Meroi is a family run wine estate located in Buttrio, amidst the Colli Orientali del Friuli wine area. The current production stands at around 45,000 bottles a year.
The winery was founded in 1920 by the current owner Paolo Meroi’s great grandfather, Domenico Meroi.
Meroi is a historical family name in Buttrio, already mentioned in the 15th century.
Domenico Meroi founded the estate at the beginning of the twentieth century. Besides the first family vineyard he also owned a restaurant in the centre of Buttrio – today known as trattoria “Al Parco” – a manor house surrounded by a lush garden, formerly Casa del Torso-Meroi, where the carnival festivities and the “Sagra dei polli” traditional chicken festival, were held.
During the Second World War, both the family manor and the restaurant were occupied by German soldiers, the first of whom reached Buttrio on the day following the 12th September 1943, with the order to supply them with all kinds of food; Domenico Meroi managed to hide the best wine behind a false wall in the cellar.
Domenico Meroi, nicknamed “Dominin”, handed down the ownership of the estate to his son Attilio and his grandson Davino. The Meroi winery took part in the first editions of the Fiera dei vini di Buttrio, the wine fair held at Villa Toppo-Florio starting from 1932 and which initially only involved the wineries of Buttrio and its surroundings.
Paolo Meroi today continues the activity started by his great grandfather. By the end of the seventies he managed to bottle the wine, which up to then was only sold locally and on tap, and to enlarge the estate to its current 19 hectares of vineyards on the hills behind Buttrio.
In 2007 the estate acquired the vineyard known as “Zitelle” (Italian for spinsters), formerly owned by an ancient Order of the Nuns of the Unmarried established in Buttrio and surroundings. Once an old clay quarry, the vineyard became part of the historic family vineyard known as “Dominin”.
Approximately 40% of the farmland in Buttrio is devoted to vine growing, most of which is included in the D.O.C. Area (Controlled Denomination of Origin) Friuli Colli Orientali.

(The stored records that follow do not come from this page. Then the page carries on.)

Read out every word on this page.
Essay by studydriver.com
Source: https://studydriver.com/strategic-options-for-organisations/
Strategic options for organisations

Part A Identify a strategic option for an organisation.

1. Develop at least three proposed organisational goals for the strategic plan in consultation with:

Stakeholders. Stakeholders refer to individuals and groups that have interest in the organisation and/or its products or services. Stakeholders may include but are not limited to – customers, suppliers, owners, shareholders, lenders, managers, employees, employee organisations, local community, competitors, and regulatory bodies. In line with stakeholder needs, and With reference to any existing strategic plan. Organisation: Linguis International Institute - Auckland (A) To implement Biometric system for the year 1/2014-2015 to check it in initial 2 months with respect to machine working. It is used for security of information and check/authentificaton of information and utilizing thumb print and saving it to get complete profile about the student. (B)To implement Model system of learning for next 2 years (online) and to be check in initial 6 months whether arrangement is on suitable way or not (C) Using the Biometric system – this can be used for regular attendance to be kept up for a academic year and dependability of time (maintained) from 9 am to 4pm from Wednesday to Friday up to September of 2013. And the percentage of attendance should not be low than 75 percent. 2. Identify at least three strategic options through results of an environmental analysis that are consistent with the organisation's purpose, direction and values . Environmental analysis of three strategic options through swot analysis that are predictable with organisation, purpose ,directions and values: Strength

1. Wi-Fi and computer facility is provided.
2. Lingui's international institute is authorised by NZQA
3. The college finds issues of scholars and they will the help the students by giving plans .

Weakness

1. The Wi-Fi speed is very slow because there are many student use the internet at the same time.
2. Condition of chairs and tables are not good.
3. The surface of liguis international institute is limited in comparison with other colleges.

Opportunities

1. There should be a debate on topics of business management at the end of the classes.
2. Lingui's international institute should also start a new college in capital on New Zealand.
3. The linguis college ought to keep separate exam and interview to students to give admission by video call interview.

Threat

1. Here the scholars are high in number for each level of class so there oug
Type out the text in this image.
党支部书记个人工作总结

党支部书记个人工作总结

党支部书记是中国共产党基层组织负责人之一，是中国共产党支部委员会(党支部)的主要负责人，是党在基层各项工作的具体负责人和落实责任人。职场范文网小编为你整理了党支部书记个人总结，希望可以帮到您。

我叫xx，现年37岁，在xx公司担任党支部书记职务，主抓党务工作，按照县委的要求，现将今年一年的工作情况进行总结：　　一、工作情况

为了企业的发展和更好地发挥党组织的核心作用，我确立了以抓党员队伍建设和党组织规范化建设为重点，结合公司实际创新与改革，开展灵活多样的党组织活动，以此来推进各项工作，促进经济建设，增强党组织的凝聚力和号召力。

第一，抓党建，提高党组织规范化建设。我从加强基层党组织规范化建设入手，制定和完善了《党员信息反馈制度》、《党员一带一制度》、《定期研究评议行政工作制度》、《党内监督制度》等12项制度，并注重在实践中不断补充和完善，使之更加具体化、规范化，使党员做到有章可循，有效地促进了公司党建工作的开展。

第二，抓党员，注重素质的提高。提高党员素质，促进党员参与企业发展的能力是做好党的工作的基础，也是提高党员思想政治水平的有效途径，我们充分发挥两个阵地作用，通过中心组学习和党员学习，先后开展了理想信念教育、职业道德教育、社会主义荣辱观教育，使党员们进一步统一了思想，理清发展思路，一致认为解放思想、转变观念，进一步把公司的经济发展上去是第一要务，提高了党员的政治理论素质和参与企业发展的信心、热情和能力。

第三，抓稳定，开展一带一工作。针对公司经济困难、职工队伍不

The climate, which is never particularly cold and characterised by significant precipitation, is most suited for the cultivation of the vine. Indeed, the hill behind Buttrio is well known for its favourable temperature, which is slightly higher than those of the rest of the Colli Orientali, being particularly suitable for the ripening of the red grapes, making the wines velvety and elegant.
Adding to these favourable conditions there is also the type of soil of the hill, the so-called “Cormòns flysch”, composed by sandstone and marlstone – the latter prevailing – whose weathering and flaking into more or less fine pieces form the ponca soil.
|Altitude||Sun Exposure||Soil Type||Nitrogen||Potassium||Phosphorus||Calcium||Magnesium||Active limestone|
|Dominin||100-130m asl||South-East||Stratified Eocene marl and sandstone “Flysch”||Medium||High||High||Medium||High||16%|
|Pesarin||120m asl||North/East||Stratified Eocene marl and sandstone “Flysch”||Medium||High||High||High||Medium||20%|
|Barchetta||100-120m asl||Est-Nord/Est||Stratified Eocene marl and sandstone “Flysch”||Medium||High||High||Medium||High||22%|
|Malvasia||100-120m asl||North/East||Red loamy soils||Medium||Medium||Medium||Poor||Low||Low|
|Ribolla||100-120m asl||North/East||Red loamy soils||Medium||Medium||Medium||Poor||High||Low|
|Chardonnay Zitelle||110-100m asl||North/East||Stratified Eocene marl and sandstone “Flysch”||Low||Medium||High||High||Medium||25%|
|Crostone||90-110m asl||Sud/Ovest – Nord/Ovest||Stratified Eocene marl and sandstone “Flysch”||Low||High||Medio||High||Medium||20%|
|Merlot FN||North/East||Stratified Eocene marl and sandstone “Flysch”||Low||High||High||Medium||High||18%|
|Sauvignon FN||110m asl||North/East||Stratified Eocene marl and sandstone “Flysch”||Low||Medium||Medium||High||Medium||24%|
The vine training systems used are Guyot and Gobelet. The vines are cultivated organically, which entails not using any pesticide or herbicide, fertilizing with manure and treating the plants only by spraying copper sulphate and sulphur. Cluster thinning may be necessary in particularly fruitful years. Harvesting is done by hand when the grapes reach full ripening; the grapes of each vineyard are made into wine separately. Depending on the vintage, the grapes are harvested at different times, separately crushed and made into wine.
Generally in early September, when fully ripe, the white grapes are harvested and crushed, pressing immediately without maceration, separating the free-run juice from the press juice.
The juice settles for a night and is then poured into French oak barrels where fermentation takes place with indigenous yeasts.
The white wines remain in third passage barrels for 11 months and age in the bottle for 1 year.
The red grapes are destemmed and then allowed to macerate for 2/3 weeks in oak barrels. Following maceration the wine is racked in barriques where it ages for 24 months.